東京大学の伊藤元重教授が言っています。日本の貯蓄率は、国際的に見て、高いと考えている人が多いようですが、家計部門で見る限り、非常に低い水準になっている。1990年代は、15%でしたが、2007年には3%までに落ちている。
国民の保有している、金融資産は1400兆円といわれ、ドイツ、フランスの2倍、米国、英国の3倍になっています。しかしこの個人金融資産の70%は、60歳以上の高齢者によって保有され、消費が極めて少ないので、内需不振を招いていると、国会の予算委員会でも議論されています。75歳以上で、200兆円の保有、なにを後生大事に抱えているのかと、話題になっていました。

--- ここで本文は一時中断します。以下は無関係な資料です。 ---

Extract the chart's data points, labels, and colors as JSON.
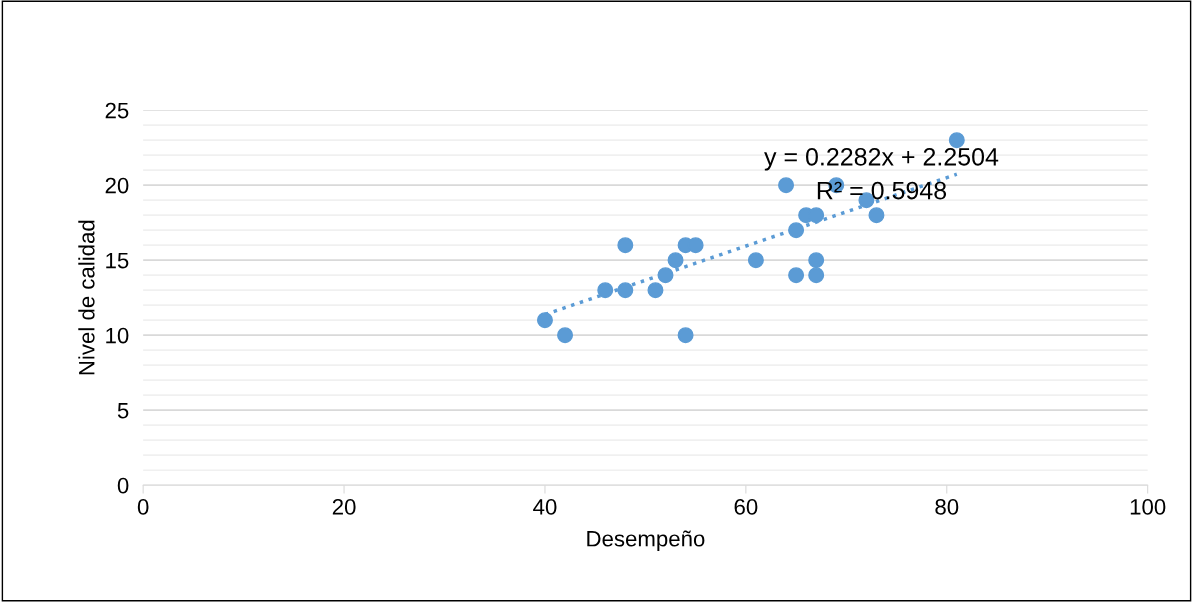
{
  "chart_data": {
    "type": "scatter",
    "xlabel": "Desempeño",
    "ylabel": "Nivel de calidad",
    "x": [
      40,
      42,
      46,
      48,
      48,
      51,
      52,
      53,
      54,
      54,
      55,
      61,
      64,
      65,
      65,
      66,
      67,
      67,
      67,
      69,
      72,
      73,
      81
    ],
    "series": [
      {
        "color": "#5b9bd5",
        "marker": "circle",
        "values": [
          11,
          10,
          13,
          16,
          13,
          13,
          14,
          15,
          16,
          10,
          16,
          15,
          20,
          17,
          14,
          18,
          18,
          15,
          14,
          20,
          19,
          18,
          23
        ]
      },
      {
        "type": "line",
        "color": "#5b9bd5",
        "line_style": "dotted",
        "marker": "none",
        "x": [
          40,
          81
        ],
        "values": [
          11.38,
          20.73
        ]
      }
    ],
    "annotations": [
      "y = 0.2282x + 2.2504",
      "R² = 0.5948"
    ],
    "xlim": [
      0,
      100
    ],
    "xticks": [
      0,
      20,
      40,
      60,
      80,
      100
    ],
    "ylim": [
      0,
      25
    ],
    "yticks": [
      0,
      {
        "value": 1,
        "label": null
      },
      {
        "value": 2,
        "label": null
      },
      {
        "value": 3,
        "label": null
      },
      {
        "value": 4,
        "label": null
      },
      5,
      {
        "value": 6,
        "label": null
      },
      {
        "value": 7,
        "label": null
      },
      {
        "value": 8,
        "label": null
      },
      {
        "value": 9,
        "label": null
      },
      10,
      {
        "value": 11,
        "label": null
      },
      {
        "value": 12,
        "label": null
      },
      {
        "value": 13,
        "label": null
      },
      {
        "value": 14,
        "label": null
      },
      15,
      {
        "value": 16,
        "label": null
      },
      {
        "value": 17,
        "label": null
      },
      {
        "value": 18,
        "label": null
      },
      {
        "value": 19,
        "label": null
      },
      20,
      {
        "value": 21,
        "label": null
      },
      {
        "value": 22,
        "label": null
      },
      {
        "value": 23,
        "label": null
      },
      {
        "value": 24,
        "label": null
      },
      25
    ],
    "grid": "y",
    "legend": false
  }
}
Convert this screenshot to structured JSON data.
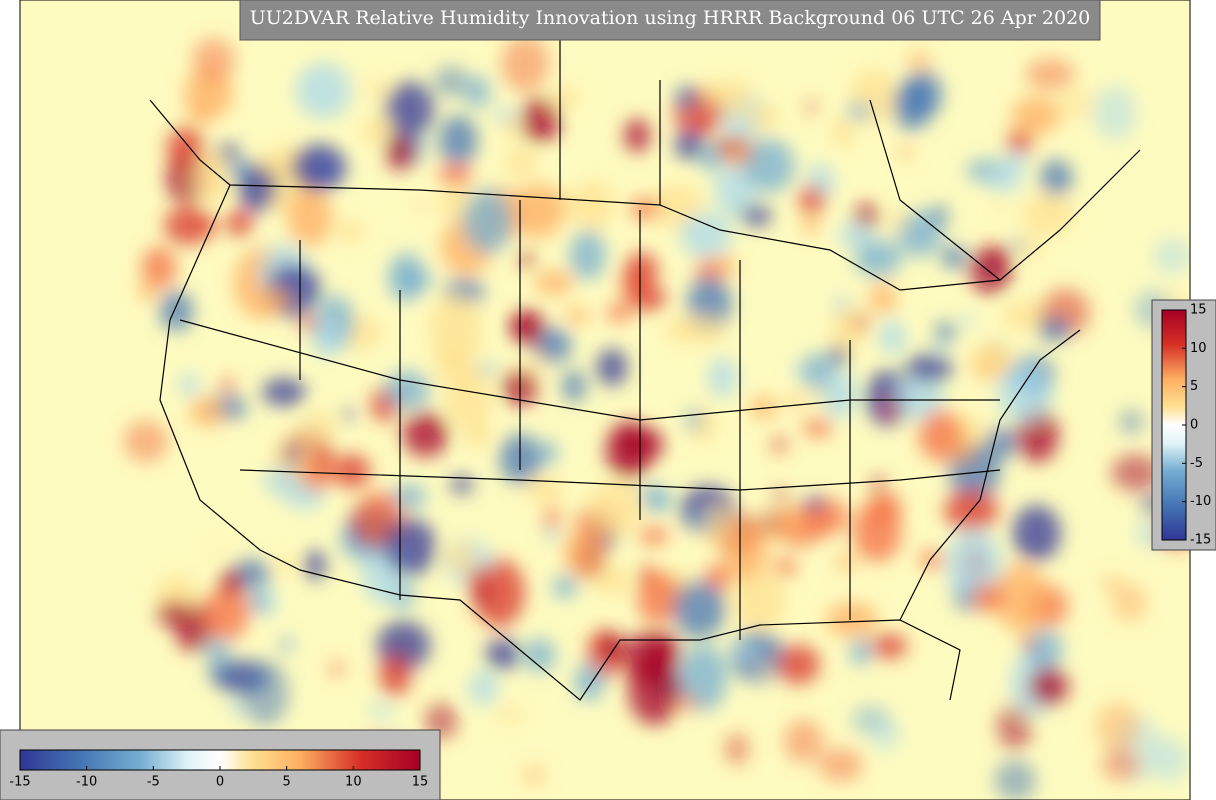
{
  "title": "UU2DVAR Relative Humidity Innovation using HRRR Background 06 UTC 26 Apr 2020",
  "horizontal_colorbar": {
    "lim": [
      -15,
      15
    ],
    "ticks": [
      -15,
      -10,
      -5,
      0,
      5,
      10,
      15
    ]
  },
  "vertical_colorbar": {
    "lim": [
      -15,
      15
    ],
    "ticks": [
      -15,
      -10,
      -5,
      0,
      5,
      10,
      15
    ]
  }
}
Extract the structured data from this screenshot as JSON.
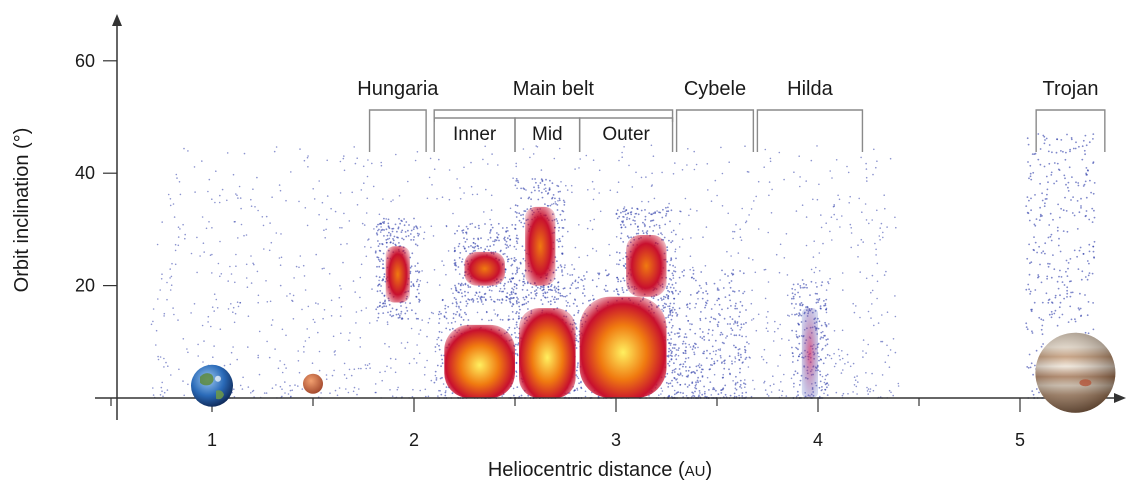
{
  "chart_data": {
    "type": "scatter",
    "xlabel": "Heliocentric distance",
    "xlabel_unit": "AU",
    "ylabel": "Orbit inclination (°)",
    "xlim": [
      0.5,
      5.5
    ],
    "ylim": [
      -2,
      67
    ],
    "x_ticks": [
      1,
      2,
      3,
      4,
      5
    ],
    "y_ticks": [
      20,
      40,
      60
    ],
    "grid": false,
    "colors": {
      "sparse": "#2b3aa8",
      "dense_low": "#c8102e",
      "dense_mid": "#f07a10",
      "dense_high": "#fff060",
      "axis": "#333333"
    },
    "planets": [
      {
        "name": "earth-icon",
        "x": 1.0,
        "y": 2
      },
      {
        "name": "mars-icon",
        "x": 1.5,
        "y": 2
      },
      {
        "name": "jupiter-icon",
        "x": 5.2,
        "y": 2
      }
    ],
    "groups": [
      {
        "label": "Hungaria",
        "x_range": [
          1.78,
          2.06
        ],
        "level": "top"
      },
      {
        "label": "Main belt",
        "x_range": [
          2.1,
          3.28
        ],
        "level": "top"
      },
      {
        "label": "Inner",
        "x_range": [
          2.1,
          2.5
        ],
        "level": "sub"
      },
      {
        "label": "Mid",
        "x_range": [
          2.5,
          2.82
        ],
        "level": "sub"
      },
      {
        "label": "Outer",
        "x_range": [
          2.82,
          3.28
        ],
        "level": "sub"
      },
      {
        "label": "Cybele",
        "x_range": [
          3.3,
          3.68
        ],
        "level": "top"
      },
      {
        "label": "Hilda",
        "x_range": [
          3.7,
          4.22
        ],
        "level": "top"
      },
      {
        "label": "Trojan",
        "x_range": [
          5.08,
          5.42
        ],
        "level": "top"
      }
    ],
    "density_regions": [
      {
        "name": "Hungaria",
        "x_range": [
          1.86,
          1.98
        ],
        "y_range": [
          17,
          27
        ],
        "intensity": "high"
      },
      {
        "name": "Inner low",
        "x_range": [
          2.15,
          2.5
        ],
        "y_range": [
          0,
          13
        ],
        "intensity": "very high"
      },
      {
        "name": "Inner Phocaea",
        "x_range": [
          2.25,
          2.45
        ],
        "y_range": [
          20,
          26
        ],
        "intensity": "high"
      },
      {
        "name": "Mid low",
        "x_range": [
          2.52,
          2.8
        ],
        "y_range": [
          0,
          16
        ],
        "intensity": "very high"
      },
      {
        "name": "Mid high",
        "x_range": [
          2.55,
          2.7
        ],
        "y_range": [
          20,
          34
        ],
        "intensity": "high"
      },
      {
        "name": "Outer low",
        "x_range": [
          2.82,
          3.25
        ],
        "y_range": [
          0,
          18
        ],
        "intensity": "very high"
      },
      {
        "name": "Outer high",
        "x_range": [
          3.05,
          3.25
        ],
        "y_range": [
          18,
          29
        ],
        "intensity": "high"
      },
      {
        "name": "Cybele",
        "x_range": [
          3.3,
          3.6
        ],
        "y_range": [
          0,
          18
        ],
        "intensity": "low"
      },
      {
        "name": "Hilda",
        "x_range": [
          3.92,
          4.0
        ],
        "y_range": [
          0,
          16
        ],
        "intensity": "medium"
      },
      {
        "name": "Trojan",
        "x_range": [
          5.08,
          5.32
        ],
        "y_range": [
          2,
          42
        ],
        "intensity": "low"
      }
    ]
  }
}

参議院の予算委員会で、野党の某氏が、社会保障に不安があるから、高齢者の貯蓄が、市場に出ないのだ。われわれの調査でそれは明確だ。社会保障を充実させることが、景気上昇の引き金になると、主張していました。さてどうですか?。いま、この金融資産を保有している人々は、「消費を抑え、貯蓄することが、美徳と教え込まれてきた世代です」あと、20年も経ずして、家計部門貯蓄の激しい落ち込み同様、1400兆円の金融資産も、激しく落ち込んでいくに違いありません。